Quanto à convocação de “trabalho voluntário” temos a informar algumas questões pertinentes para nossa atuação enquanto servidores públicos efetivos da SEDS, tais como:
1) Durante o exercício da investidura do cargo assumido os funcionários da SEDS não poderiam ser
dispensados para compor esta Força Tarefa, uma vez que a contratação via concurso público para cargos públicos permite apenas exercer aquilo que está em lei, e caso estes profissionais queiram atuar fora de sua jornada de trabalho, exercendo essa dupla função voluntariamente, deverão levar em consideração as devidas orientações de seus respectivos conselhos de classe;
2) A ação proposta é ineficaz, uma vez que para haver um processo de atendimento efetivo é preciso ter no mínimo leitos suficientes para toda demanda reprimida no município de São Paulo, o que devido à ampla divulgação midiática vem recrutando os invisíveis que vão além daqueles que estão na região central do entorno da Estação Luz, pejorativamente denominada “Cracolândia”;
3) Mesmo a ideia de uma “Força Tarefa” exige um trabalho especializado, cabendo ressaltar que o trabalhador voluntário deve ter um amplo conhecimento da rede de atendimento à saúde e socioassistencial do município de São Paulo;
4) Por fim, e apesar de sua importância, é preciso sempre afirmar que NÃO SE FAZ POLÍTICA PÚBLICA COM TRABALHO VOLUNTÁRIO, principalmente por não se tratar de uma situação pontual, mas de caráter continuo que vem se acentuando consideravelmente no decorrer da última década e exige ações organizadas, articuladas e efetivas para garantir um atendimento de
qualidade e que possa atingir as metas esperadas.
Propomos, portanto, que os funcionários da SEDS possam contribuir efetivamente com o Enfrentamento ao Crack por meio de ações que envolvam a peculiaridade presente no Setor da Assistência Social, conforme as diretrizes da Política de Assistência Social integrando a transversalidade que o atendimento à Pessoa com Dependência Química e suas Famílias apresentam, implementando propostas para os serviços socioassistenciais executados nos CRAS e CREAS de todo o Estado de São Paulo, assim como nas Unidades de Acolhimento Institucional em suas diversas modalidades, sem confundir o nosso trabalho com aquele que é da área de Saúde Pública.
São Paulo, 01 de fevereiro de 2013.
Diretoria da ATDSESP

1A propósito, esse tribunal ocupa o espaço de um serviço estadual que foi bastante prejudicado pela iniciativa, o CRATOD. Segue no final do texto uma carta aberta redigida pelos profissionais do serviço reclamando.
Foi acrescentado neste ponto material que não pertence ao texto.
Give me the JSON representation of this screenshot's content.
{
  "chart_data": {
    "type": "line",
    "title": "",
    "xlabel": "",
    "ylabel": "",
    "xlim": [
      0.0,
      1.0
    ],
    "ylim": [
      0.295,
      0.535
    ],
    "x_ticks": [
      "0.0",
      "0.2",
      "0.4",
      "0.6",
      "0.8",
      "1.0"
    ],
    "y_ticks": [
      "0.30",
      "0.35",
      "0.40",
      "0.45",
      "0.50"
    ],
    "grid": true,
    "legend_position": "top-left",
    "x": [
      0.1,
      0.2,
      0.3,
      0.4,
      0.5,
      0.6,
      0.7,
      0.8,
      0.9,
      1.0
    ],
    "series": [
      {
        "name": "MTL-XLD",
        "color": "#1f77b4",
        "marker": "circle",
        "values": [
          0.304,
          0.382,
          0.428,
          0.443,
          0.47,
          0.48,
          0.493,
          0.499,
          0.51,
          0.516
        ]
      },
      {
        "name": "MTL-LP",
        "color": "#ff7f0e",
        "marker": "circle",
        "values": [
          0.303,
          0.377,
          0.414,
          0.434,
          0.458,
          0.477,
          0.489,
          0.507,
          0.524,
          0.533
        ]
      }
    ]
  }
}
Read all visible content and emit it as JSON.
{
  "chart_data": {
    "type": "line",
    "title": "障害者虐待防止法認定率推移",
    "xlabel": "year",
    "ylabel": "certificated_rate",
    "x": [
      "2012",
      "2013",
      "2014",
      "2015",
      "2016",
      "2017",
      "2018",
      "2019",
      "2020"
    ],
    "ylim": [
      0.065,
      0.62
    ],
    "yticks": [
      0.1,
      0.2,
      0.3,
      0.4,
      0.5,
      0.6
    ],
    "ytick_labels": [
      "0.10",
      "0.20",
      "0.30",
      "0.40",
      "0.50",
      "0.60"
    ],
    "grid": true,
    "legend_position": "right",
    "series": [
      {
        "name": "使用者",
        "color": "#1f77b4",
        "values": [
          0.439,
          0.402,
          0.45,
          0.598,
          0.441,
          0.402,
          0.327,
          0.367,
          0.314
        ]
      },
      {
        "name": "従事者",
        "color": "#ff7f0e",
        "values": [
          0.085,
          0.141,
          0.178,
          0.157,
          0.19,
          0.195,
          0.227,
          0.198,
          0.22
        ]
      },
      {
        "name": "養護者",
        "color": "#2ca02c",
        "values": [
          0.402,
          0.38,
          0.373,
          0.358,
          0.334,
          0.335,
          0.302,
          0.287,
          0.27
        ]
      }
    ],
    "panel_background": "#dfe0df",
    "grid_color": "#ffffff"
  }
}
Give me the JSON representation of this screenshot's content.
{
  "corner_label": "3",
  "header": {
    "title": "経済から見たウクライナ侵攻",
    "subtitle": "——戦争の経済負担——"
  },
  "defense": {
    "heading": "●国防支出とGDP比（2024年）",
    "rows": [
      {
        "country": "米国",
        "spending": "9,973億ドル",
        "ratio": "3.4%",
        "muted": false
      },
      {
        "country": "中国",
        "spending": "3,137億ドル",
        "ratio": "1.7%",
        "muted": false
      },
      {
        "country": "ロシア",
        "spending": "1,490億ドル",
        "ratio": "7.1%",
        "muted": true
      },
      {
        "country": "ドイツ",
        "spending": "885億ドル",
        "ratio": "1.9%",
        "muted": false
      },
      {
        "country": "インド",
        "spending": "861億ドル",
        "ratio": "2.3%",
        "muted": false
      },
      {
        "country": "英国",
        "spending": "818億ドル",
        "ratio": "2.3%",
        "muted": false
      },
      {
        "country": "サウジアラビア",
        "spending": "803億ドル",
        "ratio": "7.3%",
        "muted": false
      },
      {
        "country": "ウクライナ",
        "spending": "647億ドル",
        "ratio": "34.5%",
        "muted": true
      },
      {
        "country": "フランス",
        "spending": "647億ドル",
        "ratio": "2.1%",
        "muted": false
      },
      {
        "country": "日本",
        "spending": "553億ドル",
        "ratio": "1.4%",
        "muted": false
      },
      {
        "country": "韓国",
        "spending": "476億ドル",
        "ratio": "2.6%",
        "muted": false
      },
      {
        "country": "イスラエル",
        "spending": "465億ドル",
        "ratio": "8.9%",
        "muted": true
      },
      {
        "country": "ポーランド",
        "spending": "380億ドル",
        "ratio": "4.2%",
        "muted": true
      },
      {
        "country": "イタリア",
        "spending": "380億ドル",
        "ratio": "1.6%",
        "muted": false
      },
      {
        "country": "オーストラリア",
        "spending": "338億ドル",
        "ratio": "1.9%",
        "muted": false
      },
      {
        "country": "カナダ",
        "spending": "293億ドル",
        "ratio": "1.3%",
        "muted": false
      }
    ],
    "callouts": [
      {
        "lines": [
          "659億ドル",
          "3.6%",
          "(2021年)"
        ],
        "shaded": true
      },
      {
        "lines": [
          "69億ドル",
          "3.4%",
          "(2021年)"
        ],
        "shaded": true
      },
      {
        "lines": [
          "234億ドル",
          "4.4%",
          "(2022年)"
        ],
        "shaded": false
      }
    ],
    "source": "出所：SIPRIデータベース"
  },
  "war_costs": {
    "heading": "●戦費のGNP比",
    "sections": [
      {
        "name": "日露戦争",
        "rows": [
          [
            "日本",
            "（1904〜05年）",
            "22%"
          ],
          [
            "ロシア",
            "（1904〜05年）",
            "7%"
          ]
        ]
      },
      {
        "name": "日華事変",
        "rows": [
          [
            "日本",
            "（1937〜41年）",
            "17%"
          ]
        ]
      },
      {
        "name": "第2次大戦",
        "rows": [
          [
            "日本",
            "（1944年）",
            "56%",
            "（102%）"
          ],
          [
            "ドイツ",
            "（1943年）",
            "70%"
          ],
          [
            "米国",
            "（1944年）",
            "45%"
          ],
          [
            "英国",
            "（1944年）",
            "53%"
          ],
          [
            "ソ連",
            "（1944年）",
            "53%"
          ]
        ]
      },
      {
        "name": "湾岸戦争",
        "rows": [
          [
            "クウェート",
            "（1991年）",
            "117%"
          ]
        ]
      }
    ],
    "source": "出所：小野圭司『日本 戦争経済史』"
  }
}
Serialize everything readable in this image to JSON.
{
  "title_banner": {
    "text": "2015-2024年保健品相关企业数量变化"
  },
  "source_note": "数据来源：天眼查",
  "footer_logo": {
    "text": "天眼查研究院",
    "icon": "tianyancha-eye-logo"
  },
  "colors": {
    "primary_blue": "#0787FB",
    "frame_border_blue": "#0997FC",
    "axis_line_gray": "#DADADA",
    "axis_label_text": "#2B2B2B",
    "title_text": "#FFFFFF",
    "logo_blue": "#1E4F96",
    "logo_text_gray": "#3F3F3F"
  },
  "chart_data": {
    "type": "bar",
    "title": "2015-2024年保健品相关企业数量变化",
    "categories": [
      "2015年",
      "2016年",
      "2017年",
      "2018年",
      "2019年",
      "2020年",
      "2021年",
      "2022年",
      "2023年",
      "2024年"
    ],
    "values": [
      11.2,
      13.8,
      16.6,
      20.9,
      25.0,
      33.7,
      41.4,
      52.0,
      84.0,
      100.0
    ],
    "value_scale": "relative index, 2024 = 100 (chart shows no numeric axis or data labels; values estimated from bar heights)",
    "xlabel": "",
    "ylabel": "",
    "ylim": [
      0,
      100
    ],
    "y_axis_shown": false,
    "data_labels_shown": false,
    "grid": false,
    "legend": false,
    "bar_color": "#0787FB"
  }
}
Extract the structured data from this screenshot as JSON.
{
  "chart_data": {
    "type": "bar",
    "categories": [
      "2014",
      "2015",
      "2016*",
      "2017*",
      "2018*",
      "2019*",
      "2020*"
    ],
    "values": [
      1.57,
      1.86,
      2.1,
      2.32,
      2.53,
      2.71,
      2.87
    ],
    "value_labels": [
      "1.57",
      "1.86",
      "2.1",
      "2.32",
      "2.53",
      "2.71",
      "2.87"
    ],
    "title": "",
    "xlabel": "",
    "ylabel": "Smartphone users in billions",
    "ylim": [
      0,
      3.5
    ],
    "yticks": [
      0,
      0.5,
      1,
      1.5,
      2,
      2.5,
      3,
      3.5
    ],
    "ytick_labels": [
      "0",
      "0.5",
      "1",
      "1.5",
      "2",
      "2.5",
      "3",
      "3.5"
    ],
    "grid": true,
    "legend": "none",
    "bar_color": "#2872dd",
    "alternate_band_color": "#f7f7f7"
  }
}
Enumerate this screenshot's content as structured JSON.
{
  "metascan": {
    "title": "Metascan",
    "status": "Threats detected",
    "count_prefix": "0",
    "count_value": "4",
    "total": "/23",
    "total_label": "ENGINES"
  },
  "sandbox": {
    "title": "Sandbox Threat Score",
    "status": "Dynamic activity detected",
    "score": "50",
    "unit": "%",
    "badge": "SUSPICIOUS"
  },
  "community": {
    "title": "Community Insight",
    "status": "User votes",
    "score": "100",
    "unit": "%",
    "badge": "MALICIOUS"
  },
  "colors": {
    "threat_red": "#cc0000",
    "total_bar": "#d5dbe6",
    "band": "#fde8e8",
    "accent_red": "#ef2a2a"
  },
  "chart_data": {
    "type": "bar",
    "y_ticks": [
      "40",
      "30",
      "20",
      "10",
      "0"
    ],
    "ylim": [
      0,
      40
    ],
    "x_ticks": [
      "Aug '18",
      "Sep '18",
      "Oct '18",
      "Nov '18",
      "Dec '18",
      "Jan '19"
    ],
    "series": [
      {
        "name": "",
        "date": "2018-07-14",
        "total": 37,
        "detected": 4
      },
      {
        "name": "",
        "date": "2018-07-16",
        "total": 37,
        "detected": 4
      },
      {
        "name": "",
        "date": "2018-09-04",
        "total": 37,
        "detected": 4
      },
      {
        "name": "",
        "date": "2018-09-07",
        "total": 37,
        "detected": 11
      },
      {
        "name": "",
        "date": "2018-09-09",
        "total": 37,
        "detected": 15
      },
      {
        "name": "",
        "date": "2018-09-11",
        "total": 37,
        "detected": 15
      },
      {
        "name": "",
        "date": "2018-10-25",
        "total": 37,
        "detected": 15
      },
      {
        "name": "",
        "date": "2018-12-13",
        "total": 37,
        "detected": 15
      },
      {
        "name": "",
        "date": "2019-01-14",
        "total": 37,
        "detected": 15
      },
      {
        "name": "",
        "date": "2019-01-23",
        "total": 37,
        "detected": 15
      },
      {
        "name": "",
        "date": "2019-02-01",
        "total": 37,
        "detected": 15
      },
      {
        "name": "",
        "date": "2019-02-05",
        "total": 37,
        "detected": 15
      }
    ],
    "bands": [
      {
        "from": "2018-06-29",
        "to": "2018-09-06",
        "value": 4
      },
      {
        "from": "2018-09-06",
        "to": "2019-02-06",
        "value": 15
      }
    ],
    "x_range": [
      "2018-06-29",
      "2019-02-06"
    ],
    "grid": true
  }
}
2A tal fundação populacional e estatística do saber moderno sobre a saúde é uma questão muito mais ampla do que o higienismo. Higienismo, em uma frase, é o estabelecimento de diretrizes de controle de comportamento populacional como forma de promoção de saúde e prevenção de doença.

3Lembraria, a esse respeito, da afirmação de um chefe de polícia de Paris (quem contou a história foi Vladimir Safatle) que,quando questionado sobre a efetividade da ação policial no controle de uma dada balbúrdia, afirmou: “nós [a polícia] não estamos aqui para impor a ordem, mas para administrar a desordem”.

4Há quem chame os conchavos no Brasil de lobbies, que me parece politicamente impreciso, na medida em que lobby se refere ao investimento de entidades privadas na garantia de seus interesses “por cima do tapete” – como acontece, por exemplo, nos EUA, onde isso é permitido – sendo que no Brasil o lobby é proibido por lei (até onde eu sei); a prática equivalente ao lobby no Brasil é crime, e configura corrupção e formação de quadrilha, no mínimo. Os conchavos, que eu saiba, é a composição de bancadas parlamentares unidas em torno da defesa de interesses particulares em função de pertencimento – o cara é evangélico e por isso defende os interesses dos evangélicos, por exemplo.